On Wed, Jan 14, 2015 at 02:27:17PM -0800, Zach Brown wrote:
> On Wed, Jan 14, 2015 at 04:06:02PM -0500, Sandy McArthur Jr wrote:
> > Sometimes btrfs scrub status reports that is not running when it still is.
> >
> > I think this a cosmetic bug.
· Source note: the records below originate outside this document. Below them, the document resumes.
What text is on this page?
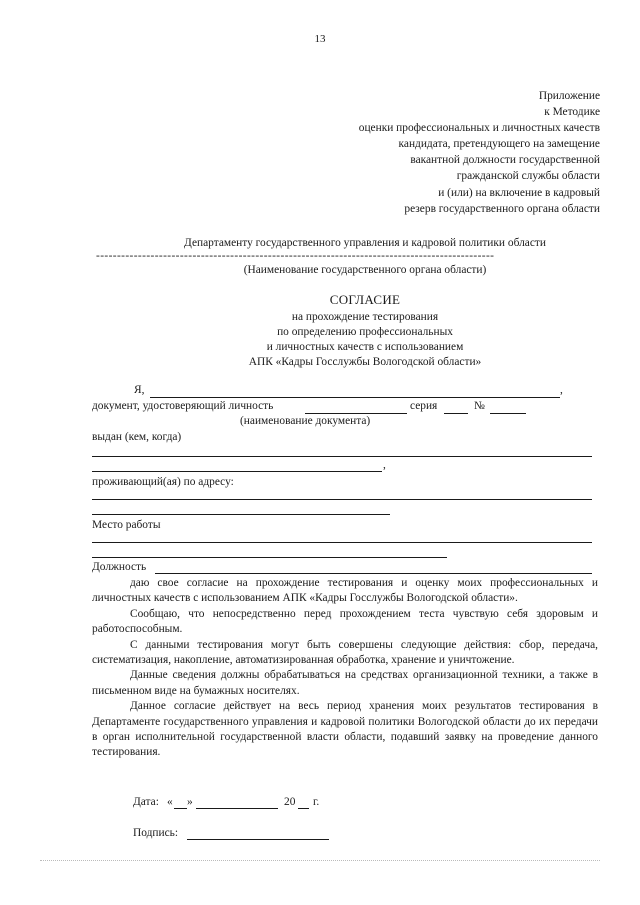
13
Приложение
к Методике
оценки профессиональных и личностных качеств
кандидата, претендующего на замещение
вакантной должности государственной
гражданской службы области
и (или) на включение в кадровый
резерв государственного органа области
Департаменту государственного управления и кадровой политики области
-----------------------------------------------------------------------------------------------
(Наименование государственного органа области)
СОГЛАСИЕ
на прохождение тестирования
по определению профессиональных
и личностных качеств с использованием
АПК «Кадры Госслужбы Вологодской области»
Я,	,
документ, удостоверяющий личность	серия	№
(наименование документа)
выдан (кем, когда)
,
проживающий(ая) по адресу:
Место работы
Должность

даю свое согласие на прохождение тестирования и оценку моих профессиональных и личностных качеств с использованием АПК «Кадры Госслужбы Вологодской области».

Сообщаю, что непосредственно перед прохождением теста чувствую себя здоровым и работоспособным.

С данными тестирования могут быть совершены следующие действия: сбор, передача, систематизация, накопление, автоматизированная обработка, хранение и уничтожение.

Данные сведения должны обрабатываться на средствах организационной техники, а также в письменном виде на бумажных носителях.

Данное согласие действует на весь период хранения моих результатов тестирования в Департаменте государственного управления и кадровой политики Вологодской области до их передачи в орган исполнительной государственной власти области, подавший заявку на проведение данного тестирования.

Дата: « »	20 г.
Подпись:
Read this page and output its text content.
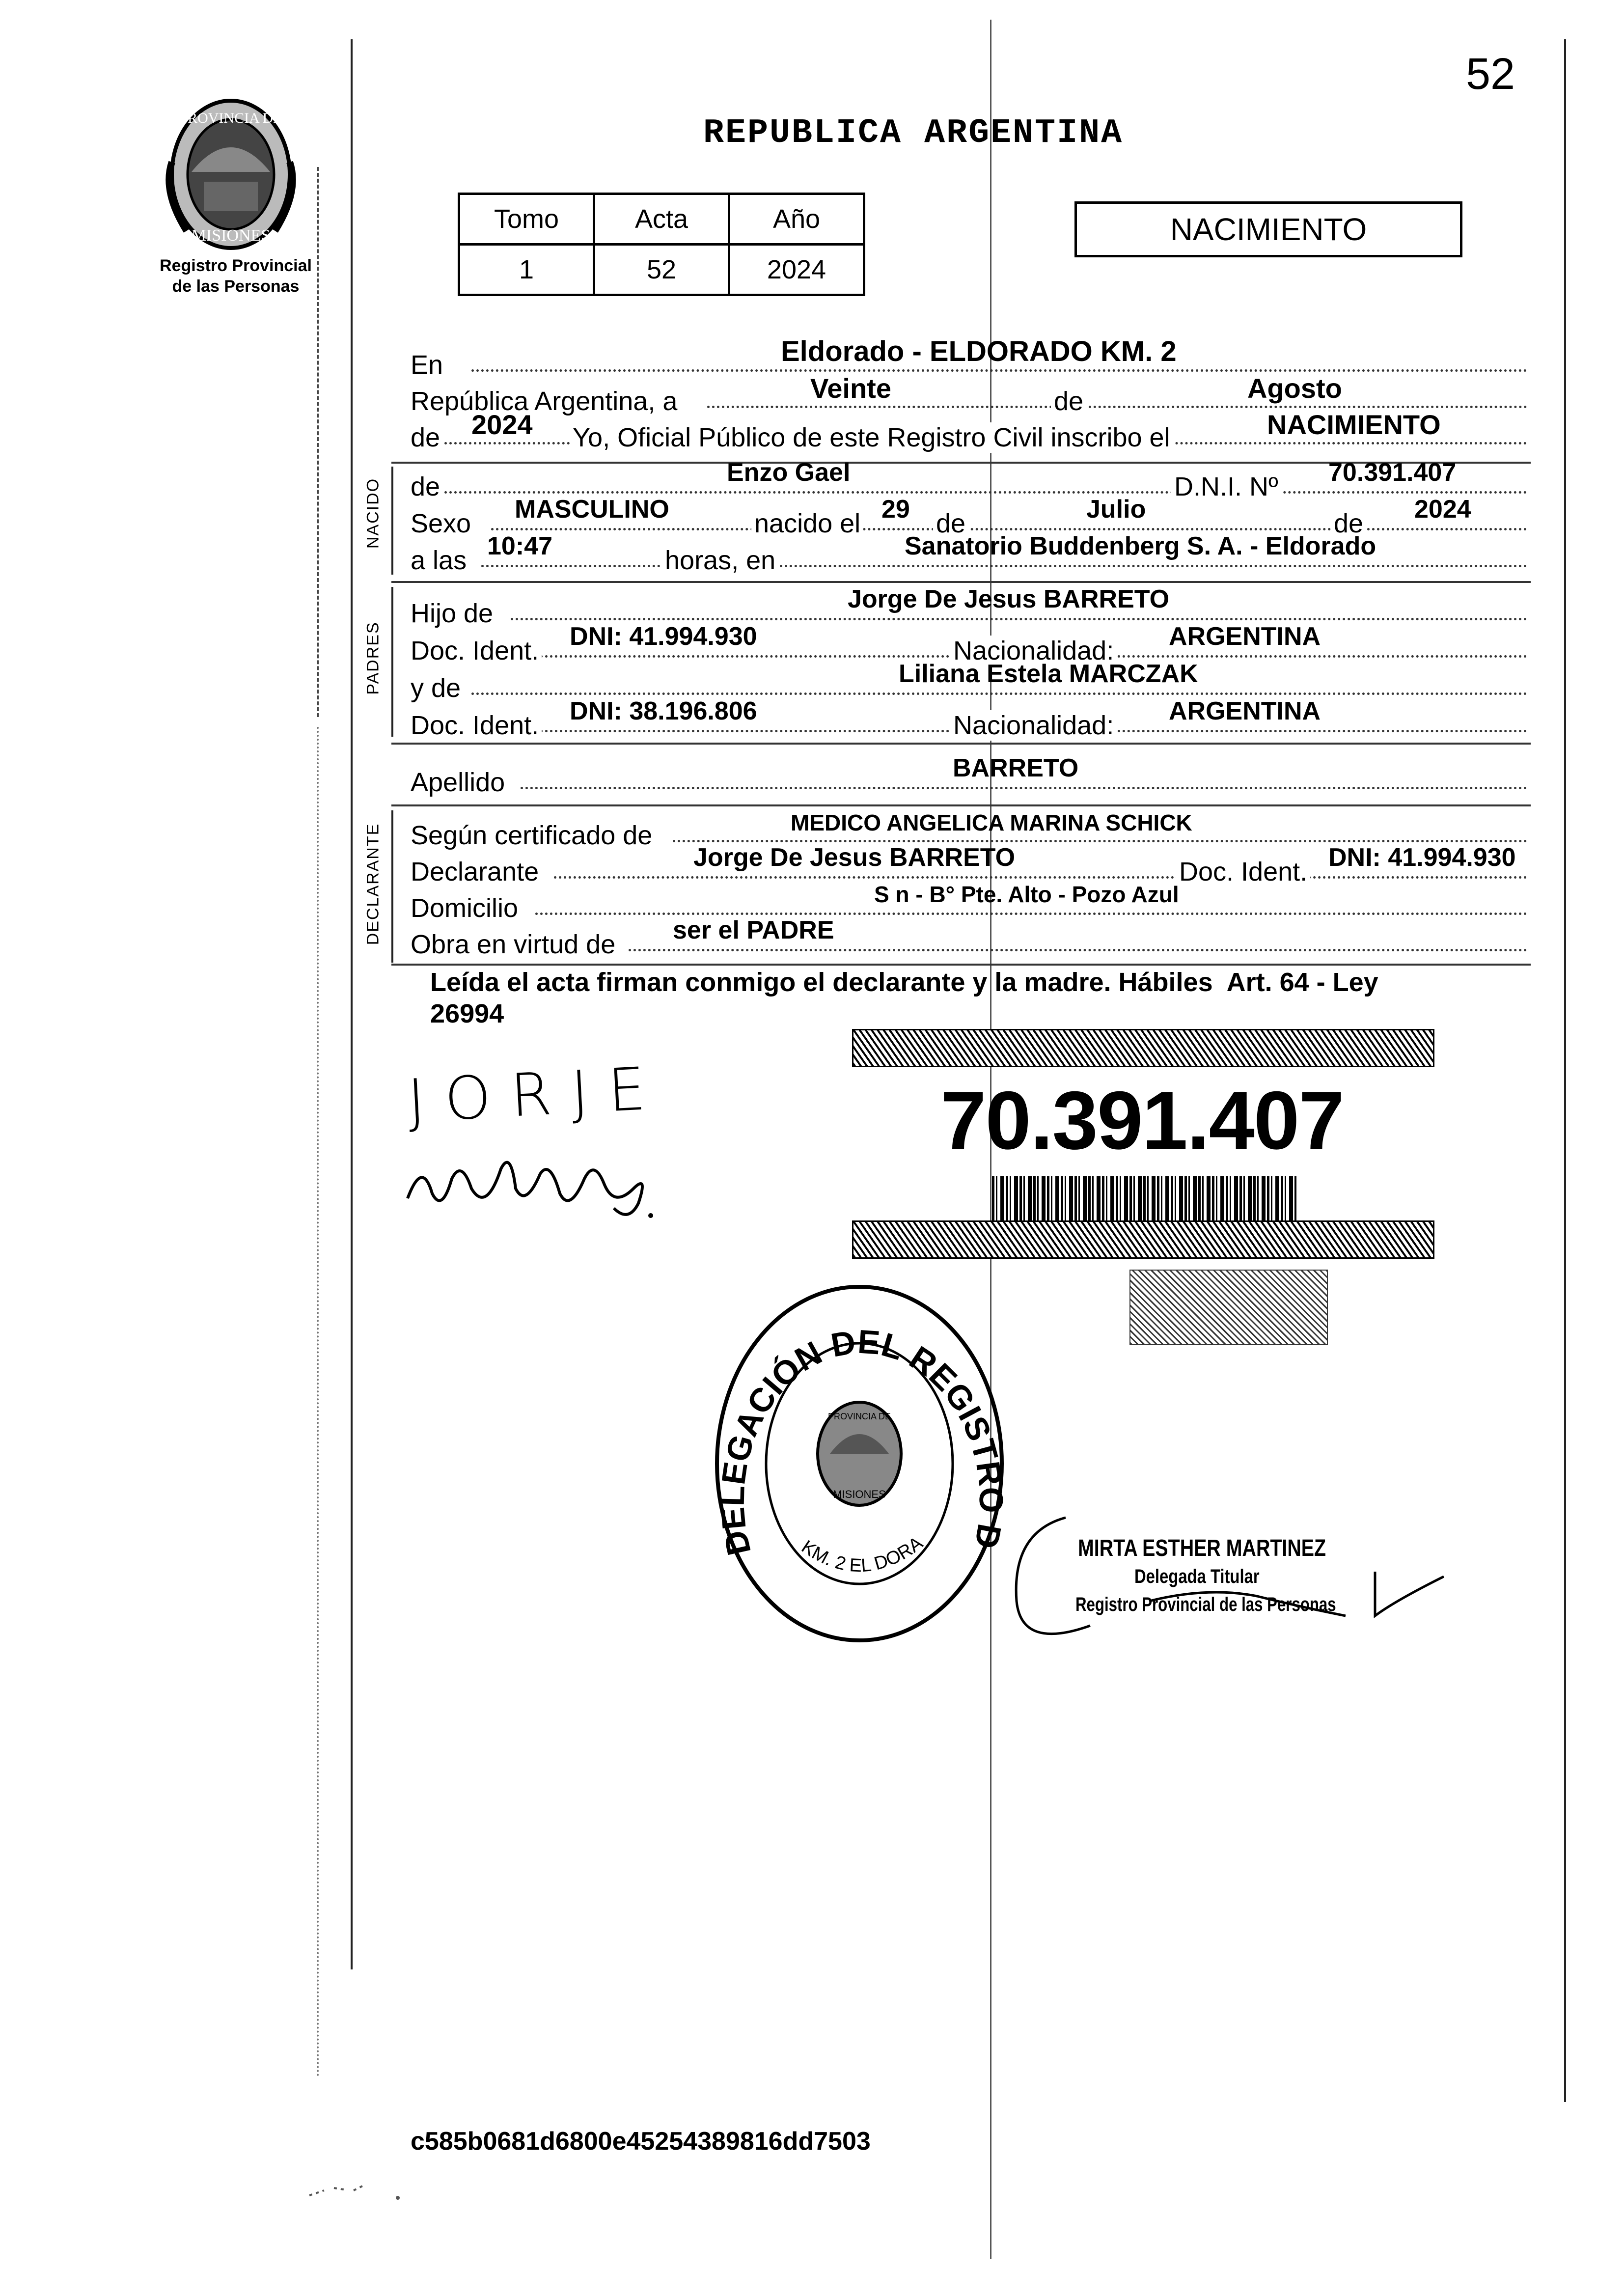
52
PROVINCIA DE
MISIONES
Registro Provincial
de las Personas
REPUBLICA ARGENTINA
Tomo	Acta	Año
1	52	2024
NACIMIENTO
NACIDO
PADRES
DECLARANTE
En	Eldorado - ELDORADO KM. 2
República Argentina, a	Veinte	de	Agosto
de 2024 Yo, Oficial Público de este Registro Civil inscribo el	NACIMIENTO
de	Enzo Gael	D.N.I. Nº 70.391.407
Sexo MASCULINO	nacido el 29 de	Julio	de 2024
a las 10:47	horas, en	Sanatorio Buddenberg S. A. - Eldorado
Hijo de	Jorge De Jesus BARRETO
Doc. Ident. DNI: 41.994.930	Nacionalidad: ARGENTINA
y de	Liliana Estela MARCZAK
Doc. Ident. DNI: 38.196.806	Nacionalidad: ARGENTINA
Apellido	BARRETO
Según certificado de	MEDICO ANGELICA MARINA SCHICK
Declarante	Jorge De Jesus BARRETO	Doc. Ident. DNI: 41.994.930
Domicilio	S n - B° Pte. Alto - Pozo Azul
Obra en virtud de ser el PADRE
Leída el acta firman conmigo el declarante y la madre. Hábiles  Art. 64 - Ley
26994
70.391.407
JORJE
DELEGACIÓN DEL REGISTRO D
KM. 2 EL DORA
PROVINCIA DE
MISIONES
MIRTA ESTHER MARTINEZ
Delegada Titular
Registro Provincial de las Personas
c585b0681d6800e45254389816dd7503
And I believe this is related to the
> > scrub completing on some drives before others in a multi-drive btrfs
> > filesystem that is not well balanced.
>
> Boy, I don't really know this code, but it looks like:
>
> if (ss->in_progress)
> printf(", running for %llu seconds\n", ss->duration);
> else
> printf(", interrupted after %llu seconds, not running\n",
> ss->duration);
>
> in_progress = is_scrub_running_in_kernel(fdmnt, di_args, fi_args.num_devices);
>
> static int is_scrub_running_in_kernel(int fd,
> struct btrfs_ioctl_dev_info_args *di_args, u64 max_devices)
> {
> struct scrub_progress sp;
> int i;
> int ret;
>
> for (i = 0; i < max_devices; i++) {
> memset(&sp, 0, sizeof(sp));
> sp.scrub_args.devid = di_args[i].devid;
> ret = ioctl(fd, BTRFS_IOC_SCRUB_PROGRESS, &sp.scrub_args);
> if (ret < 0 && errno == ENODEV)
> continue;
> if (ret < 0 && errno == ENOTCONN)
> return 0;
>
> It says that scrub isn't running if any devices have completed. If you drop
> all those ret < 0 conditional branches that are either noops or wrong, does it
> work like you'd expect?
Why wrong? The ioctl callback returns -ENODEV or -ENOTCONN that get
translated to the errno values and ioctl(...) returns -1 in both cases.